As Zuboff is at pains to communicate, the “free market” — to say nothing about the surveilled, manipulated and manipulating one — relies on our ignorance. (And we should add, it relies on a large amount of acedia.) Cavanaugh is at pains to say that we are usually asking the wrong question, and by doing so we also avoid the correct answers. The question is not “Is the market free?” but when and to what end?

“The crucial question is: When is a market free? In other words, how can we judge when any particular transaction is free? I reject the idea that a transaction is free just because it is not subject to state intervention or any other form of external coercion. We must give a fuller, more positive, account of freedom.”

Ultimately, in the economy that we face every single day, we have a choice about how we will relate to the world, to the things and the people in it, both the ones we see and the ones that we do not see. “Things do not have personalities of there own,” Cavanaugh writes, “but they are embedded in relationships of production and distribution that bring us into contact, for better or worse, with other people’s lives.”

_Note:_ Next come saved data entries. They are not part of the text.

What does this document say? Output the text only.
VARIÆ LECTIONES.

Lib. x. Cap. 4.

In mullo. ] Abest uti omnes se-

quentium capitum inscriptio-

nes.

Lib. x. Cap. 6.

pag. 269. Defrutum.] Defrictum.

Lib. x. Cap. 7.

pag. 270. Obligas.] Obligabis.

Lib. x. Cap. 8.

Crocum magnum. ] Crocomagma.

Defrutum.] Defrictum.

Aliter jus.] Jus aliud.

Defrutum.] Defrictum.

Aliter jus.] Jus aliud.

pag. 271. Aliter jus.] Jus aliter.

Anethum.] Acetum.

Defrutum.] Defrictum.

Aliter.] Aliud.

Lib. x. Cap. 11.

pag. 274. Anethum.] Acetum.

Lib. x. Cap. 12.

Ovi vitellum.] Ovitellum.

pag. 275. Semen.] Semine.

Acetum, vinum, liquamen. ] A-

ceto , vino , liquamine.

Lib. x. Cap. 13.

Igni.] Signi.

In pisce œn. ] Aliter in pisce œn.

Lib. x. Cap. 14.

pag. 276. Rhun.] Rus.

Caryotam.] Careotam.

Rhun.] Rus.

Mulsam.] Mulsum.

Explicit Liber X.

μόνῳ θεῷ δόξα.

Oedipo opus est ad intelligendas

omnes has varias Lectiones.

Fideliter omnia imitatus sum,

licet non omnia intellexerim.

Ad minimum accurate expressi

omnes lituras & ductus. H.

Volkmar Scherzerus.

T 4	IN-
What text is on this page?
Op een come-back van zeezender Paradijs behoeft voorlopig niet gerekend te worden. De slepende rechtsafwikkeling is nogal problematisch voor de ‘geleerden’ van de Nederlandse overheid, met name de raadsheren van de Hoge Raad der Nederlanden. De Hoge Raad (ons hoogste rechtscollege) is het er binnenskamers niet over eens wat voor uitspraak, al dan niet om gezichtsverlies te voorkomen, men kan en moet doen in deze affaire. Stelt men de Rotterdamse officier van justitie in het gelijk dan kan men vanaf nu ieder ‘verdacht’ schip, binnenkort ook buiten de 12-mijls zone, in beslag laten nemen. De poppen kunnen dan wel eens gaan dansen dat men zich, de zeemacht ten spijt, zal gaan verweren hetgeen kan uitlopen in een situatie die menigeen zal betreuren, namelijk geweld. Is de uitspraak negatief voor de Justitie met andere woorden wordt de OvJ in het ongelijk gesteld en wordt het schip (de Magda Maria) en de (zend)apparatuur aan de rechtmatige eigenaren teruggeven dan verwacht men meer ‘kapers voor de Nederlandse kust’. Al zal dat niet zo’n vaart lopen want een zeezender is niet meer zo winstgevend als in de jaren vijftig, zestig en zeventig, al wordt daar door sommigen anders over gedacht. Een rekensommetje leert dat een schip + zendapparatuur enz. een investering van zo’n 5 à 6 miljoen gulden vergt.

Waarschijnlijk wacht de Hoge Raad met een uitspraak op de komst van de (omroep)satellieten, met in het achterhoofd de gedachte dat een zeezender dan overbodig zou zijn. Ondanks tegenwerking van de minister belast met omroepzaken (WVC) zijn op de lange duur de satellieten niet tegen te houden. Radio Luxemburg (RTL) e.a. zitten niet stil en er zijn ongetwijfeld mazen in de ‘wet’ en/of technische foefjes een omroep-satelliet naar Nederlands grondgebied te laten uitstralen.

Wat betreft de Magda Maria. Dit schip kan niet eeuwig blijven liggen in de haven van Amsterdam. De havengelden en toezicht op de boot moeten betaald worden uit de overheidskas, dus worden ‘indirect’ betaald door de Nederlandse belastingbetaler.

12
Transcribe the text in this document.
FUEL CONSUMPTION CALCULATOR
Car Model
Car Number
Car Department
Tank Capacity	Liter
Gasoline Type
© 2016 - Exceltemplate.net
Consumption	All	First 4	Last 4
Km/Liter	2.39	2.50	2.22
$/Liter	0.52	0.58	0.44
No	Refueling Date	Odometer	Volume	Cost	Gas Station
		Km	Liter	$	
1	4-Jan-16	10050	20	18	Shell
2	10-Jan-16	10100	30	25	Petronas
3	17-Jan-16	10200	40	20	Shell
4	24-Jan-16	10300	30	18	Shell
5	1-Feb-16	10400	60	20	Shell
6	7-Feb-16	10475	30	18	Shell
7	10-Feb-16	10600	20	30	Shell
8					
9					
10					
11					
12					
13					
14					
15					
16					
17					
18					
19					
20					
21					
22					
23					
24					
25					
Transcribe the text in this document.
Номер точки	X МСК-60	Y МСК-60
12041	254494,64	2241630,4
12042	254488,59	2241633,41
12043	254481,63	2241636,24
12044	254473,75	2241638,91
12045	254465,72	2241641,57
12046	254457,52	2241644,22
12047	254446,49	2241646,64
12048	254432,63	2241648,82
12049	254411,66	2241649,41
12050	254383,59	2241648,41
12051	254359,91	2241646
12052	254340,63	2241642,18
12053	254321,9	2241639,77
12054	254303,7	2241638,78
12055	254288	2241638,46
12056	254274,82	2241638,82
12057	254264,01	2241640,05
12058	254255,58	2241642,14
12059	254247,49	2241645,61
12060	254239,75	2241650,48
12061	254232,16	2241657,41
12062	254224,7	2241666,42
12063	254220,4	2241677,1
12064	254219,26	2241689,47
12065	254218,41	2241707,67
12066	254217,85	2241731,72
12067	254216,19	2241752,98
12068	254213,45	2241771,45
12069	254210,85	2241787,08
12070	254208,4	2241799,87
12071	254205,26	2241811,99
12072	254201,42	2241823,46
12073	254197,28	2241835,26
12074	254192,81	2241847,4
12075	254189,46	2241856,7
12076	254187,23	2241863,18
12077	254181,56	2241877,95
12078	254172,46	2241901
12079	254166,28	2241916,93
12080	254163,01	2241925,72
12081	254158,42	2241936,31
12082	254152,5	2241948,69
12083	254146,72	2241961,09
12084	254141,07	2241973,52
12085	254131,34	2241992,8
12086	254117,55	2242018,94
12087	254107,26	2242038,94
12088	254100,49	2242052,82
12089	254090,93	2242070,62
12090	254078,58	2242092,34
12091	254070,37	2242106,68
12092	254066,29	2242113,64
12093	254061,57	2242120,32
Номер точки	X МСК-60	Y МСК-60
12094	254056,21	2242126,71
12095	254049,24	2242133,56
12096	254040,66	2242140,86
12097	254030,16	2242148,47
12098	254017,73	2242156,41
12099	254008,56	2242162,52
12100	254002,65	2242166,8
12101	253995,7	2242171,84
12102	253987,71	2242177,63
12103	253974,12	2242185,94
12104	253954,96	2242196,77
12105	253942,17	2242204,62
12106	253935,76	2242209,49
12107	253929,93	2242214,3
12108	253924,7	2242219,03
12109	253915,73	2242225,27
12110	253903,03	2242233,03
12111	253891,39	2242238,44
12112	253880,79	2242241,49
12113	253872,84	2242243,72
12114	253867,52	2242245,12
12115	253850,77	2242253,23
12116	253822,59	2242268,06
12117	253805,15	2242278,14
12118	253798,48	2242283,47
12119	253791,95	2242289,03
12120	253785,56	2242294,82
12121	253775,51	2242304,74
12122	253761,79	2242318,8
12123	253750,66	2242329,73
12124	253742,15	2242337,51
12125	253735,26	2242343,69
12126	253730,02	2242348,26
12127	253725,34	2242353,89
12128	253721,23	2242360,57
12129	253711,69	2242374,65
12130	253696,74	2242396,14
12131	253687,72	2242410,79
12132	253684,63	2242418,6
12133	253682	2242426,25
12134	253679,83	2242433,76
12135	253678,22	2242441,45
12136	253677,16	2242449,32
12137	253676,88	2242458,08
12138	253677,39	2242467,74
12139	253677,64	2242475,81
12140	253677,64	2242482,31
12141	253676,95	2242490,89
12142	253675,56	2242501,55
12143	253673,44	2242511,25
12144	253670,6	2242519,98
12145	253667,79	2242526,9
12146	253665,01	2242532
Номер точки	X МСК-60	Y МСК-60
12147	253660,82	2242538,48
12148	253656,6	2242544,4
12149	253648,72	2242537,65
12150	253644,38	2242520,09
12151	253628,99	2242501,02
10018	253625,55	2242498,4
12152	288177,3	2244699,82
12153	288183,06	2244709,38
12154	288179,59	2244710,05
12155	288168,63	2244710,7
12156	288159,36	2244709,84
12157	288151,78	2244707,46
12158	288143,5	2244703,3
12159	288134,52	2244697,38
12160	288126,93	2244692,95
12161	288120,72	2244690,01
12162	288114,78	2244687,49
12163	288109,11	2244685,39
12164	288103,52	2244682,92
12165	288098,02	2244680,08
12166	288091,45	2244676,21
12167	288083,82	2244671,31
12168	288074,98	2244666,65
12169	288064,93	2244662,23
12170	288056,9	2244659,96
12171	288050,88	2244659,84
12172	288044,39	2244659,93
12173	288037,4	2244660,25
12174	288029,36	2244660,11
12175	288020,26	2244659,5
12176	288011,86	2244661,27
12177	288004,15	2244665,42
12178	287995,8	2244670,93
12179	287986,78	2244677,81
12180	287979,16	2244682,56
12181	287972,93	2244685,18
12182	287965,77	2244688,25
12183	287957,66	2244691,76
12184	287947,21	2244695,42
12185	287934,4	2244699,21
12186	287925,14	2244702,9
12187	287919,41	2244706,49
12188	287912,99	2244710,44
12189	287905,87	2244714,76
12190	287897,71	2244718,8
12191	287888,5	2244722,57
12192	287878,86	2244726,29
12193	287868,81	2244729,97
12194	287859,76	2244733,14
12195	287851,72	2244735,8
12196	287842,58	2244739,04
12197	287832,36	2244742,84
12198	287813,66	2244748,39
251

In a very important sense, then — and especially for those of us who believe that every single person is made in the image of God, that all bring not only to “the market” but to the table of life, the communio personarum, their own inviolable experience with God — it does not matter if that contact is made in person or made through the disguise of “the market.” Whether it is a cashier across the checkout counter or a mango lady in Haiti, in each case, we participate in a human communion that requires more of us than an empty, rationalizing slogan called “free.”